Rafael Arruda (GO)
Com a recente edição da Lei federal nº 13.874, fruto de conversão da Medida Provisória nº 881/19, a União institui a chamada Declaração de Direitos de Liberdade Econômica, verdadeira norma geral de direito econômico, conforme enuncia o § 4º de seu art. 1º.
Ora, faz sentido a edição de lei com tal conteúdo num sistema político e econômico, como o brasileiro, em que, fundante regime capitalista e de economia de mercado, é privada a propriedade dos principais meios de produção? A resposta é afirmativa. E por quê? Dada a existência, em Estado de economia capitalista, de um importante – e interventivo – setor público, responsável por uma ordem menos espontânea e mais regulada.
Daí, portanto, uma premissa fundamental: interpretam-se em favor da liberdade econômica, da boa-fé e do respeito aos contratos, aos investimentos e à propriedade todas as normas de ordenação pública sobre atividades econômicas privadas (art. 1º, § 2º). Trocando em miúdos: se é para interferir, que seja de maneira respeitosa e não danosa.
Sob o ponto de vista da ciência econômica, o Estado, por diversas razões, intervém na economia. E assim o faz para, dentre outras coisas, a) promover a eficiência comprometida por falhas de mercado, como as referentes às imperfeições concorrenciais e aos abusos de poder econômico, ou às assimetrias ou insuficiências de informação; b) suprir a disparidade entre a eficiência e bem-estar social, causada por externalidades, sejam as negativas sejam as positivas, quando a existência de elevados custos de transação impede a solução privada; c) para afastar a injustiça das preferências dos consumidores ou das regras distributivas, que podem conduzir, por um lado, à subprodução de bens de mérito ou à sobreprodução de males de mérito (ARAÚJO, Fernando. Introdução à Economia, Vol. II, 2 ed. Coimbra: Almedina, 2004, p. 1019).
Ora, se parece indispensável a presença do Estado na Economia, sendo a regulação um dos mecanismos por meio dos quais nela ele atua, o grande desafio consiste exatamente em calibrar essa bem visível mão, dada a falácia de um propagado virtuosismo natural do mercado. É, portanto, nesse ambiente que a Lei federal nº 13.874/19 busca dar mais nítidas feições ao papel do Estado junto aos atores privados.
Para que o investimento privado tenha lugar, é fundamental que exista um quadro de previsibilidade das condições econômicas, bem como a garantia de que os investidores não serão expropriados dos rendimentos obtidos no decurso da respectiva atividade, sendo justificáveis outros elementos característicos desta abordagem: a definição clara dos direitos de propriedade e o seu respeito (por meio de um sistema de justiça eficaz), a redução das fontes de arbitrariedade associadas à existência de regulamentações complexas da atividade econômica e até mesmo a ênfase dada à sustentabilidade das contas públicas (para, no limite, prevenir o aumento da carga tributária no futuro, vez que isto implicaria eventual expropriação parcial dos retornos privados do investimento).
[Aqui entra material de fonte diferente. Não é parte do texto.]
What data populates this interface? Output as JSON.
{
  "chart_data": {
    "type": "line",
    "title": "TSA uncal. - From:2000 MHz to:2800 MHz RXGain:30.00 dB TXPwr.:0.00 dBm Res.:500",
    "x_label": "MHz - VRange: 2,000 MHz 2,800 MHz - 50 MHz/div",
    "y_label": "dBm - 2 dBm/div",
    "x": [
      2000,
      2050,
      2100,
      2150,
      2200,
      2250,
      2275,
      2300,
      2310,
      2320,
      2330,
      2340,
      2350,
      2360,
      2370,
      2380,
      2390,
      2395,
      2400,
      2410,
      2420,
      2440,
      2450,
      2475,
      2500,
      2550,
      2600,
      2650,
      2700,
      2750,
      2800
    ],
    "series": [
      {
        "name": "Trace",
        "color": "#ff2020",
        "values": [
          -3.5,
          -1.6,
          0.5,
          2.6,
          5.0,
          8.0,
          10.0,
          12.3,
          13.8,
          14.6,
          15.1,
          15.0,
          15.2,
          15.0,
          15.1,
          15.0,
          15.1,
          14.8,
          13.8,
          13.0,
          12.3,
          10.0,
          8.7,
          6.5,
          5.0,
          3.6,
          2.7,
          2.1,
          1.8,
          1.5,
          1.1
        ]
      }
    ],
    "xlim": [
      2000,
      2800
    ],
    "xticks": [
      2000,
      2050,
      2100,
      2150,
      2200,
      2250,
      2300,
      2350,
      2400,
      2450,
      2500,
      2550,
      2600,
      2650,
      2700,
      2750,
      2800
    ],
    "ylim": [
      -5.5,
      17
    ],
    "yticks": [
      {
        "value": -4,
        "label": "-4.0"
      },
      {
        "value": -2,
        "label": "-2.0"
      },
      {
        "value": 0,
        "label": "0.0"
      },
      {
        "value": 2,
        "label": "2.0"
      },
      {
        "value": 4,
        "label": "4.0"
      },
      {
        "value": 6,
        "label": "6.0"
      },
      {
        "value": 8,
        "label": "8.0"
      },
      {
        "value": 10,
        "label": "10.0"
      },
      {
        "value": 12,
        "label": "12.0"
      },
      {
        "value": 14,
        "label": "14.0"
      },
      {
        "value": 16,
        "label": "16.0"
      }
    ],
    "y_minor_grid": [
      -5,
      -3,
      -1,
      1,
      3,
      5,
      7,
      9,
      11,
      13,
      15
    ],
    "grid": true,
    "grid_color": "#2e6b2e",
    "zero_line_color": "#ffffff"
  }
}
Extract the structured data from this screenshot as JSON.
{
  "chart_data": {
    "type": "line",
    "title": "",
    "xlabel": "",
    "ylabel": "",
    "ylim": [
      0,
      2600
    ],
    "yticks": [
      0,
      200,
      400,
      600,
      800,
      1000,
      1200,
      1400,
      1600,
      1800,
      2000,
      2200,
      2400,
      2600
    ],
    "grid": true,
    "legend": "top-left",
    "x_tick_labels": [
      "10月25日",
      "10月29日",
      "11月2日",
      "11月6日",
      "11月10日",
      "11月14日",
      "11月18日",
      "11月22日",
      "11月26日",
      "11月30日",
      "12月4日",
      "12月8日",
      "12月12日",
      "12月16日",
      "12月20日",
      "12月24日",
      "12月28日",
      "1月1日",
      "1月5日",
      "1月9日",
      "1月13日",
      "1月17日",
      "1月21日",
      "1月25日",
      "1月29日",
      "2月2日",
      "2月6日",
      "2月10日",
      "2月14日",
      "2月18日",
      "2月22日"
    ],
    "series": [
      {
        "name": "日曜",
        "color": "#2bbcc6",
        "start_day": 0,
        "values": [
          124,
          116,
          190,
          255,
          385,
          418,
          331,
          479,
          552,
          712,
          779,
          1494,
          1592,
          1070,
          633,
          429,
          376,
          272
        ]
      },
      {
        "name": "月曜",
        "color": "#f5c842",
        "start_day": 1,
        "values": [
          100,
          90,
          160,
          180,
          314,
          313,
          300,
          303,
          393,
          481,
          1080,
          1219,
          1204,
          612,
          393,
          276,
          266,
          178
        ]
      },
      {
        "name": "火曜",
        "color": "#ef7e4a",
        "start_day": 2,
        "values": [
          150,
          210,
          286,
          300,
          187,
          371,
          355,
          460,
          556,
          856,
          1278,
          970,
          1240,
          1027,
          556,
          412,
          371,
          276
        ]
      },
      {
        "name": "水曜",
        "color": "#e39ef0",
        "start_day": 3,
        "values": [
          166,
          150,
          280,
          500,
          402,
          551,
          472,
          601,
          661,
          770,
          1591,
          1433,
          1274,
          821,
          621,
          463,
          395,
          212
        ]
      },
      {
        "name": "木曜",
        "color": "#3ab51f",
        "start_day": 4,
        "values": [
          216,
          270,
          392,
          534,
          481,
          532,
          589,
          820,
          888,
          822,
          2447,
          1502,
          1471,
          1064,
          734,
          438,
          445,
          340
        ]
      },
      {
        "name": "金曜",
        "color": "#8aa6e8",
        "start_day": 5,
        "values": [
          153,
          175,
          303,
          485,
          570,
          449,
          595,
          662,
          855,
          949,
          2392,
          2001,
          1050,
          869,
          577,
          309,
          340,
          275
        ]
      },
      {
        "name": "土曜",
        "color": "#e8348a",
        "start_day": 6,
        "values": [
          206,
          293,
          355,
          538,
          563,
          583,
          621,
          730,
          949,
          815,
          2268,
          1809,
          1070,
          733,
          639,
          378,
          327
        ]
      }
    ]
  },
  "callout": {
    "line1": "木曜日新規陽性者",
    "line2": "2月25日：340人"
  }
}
Além disso, importante é reconhecer que não existe verdadeira liberdade econômica, senão dentro de um determinado quadro normativo e organizativo, que, como mínimo, confira eficiência ao circuito econômico. É o Estado, portanto, contrabalanceando as forças causadoras das falhas de mercado, sem se afastar do princípio orientativo de que a liberdade constitui garantia para o exercício de atividades econômicas (art. 2º, I).
Assim, se a regulação é necessária, ela não pode ser abusiva, tampouco hostil ao mercado, do que decorre o dever de a Administração Pública evitar o excesso de poder regulatório, que, no geral, eleva indevidamente os custos de transação sem demonstração dos correspectivos benefícios (art. 4º, V). Essa é a tragédia mais comum na atuação dos Poderes Públicos: o advento de exigências, regulamentações, requisitos, barreiras e correlatos que, sem sérios e evidentes benefícios à coletividade, mais dificultam a atuação empresarial privada, num mal compreendido fetiche pela ampliação, sem-cerimônia, dos custos de transação, das dificuldades para empreender e da burocracia.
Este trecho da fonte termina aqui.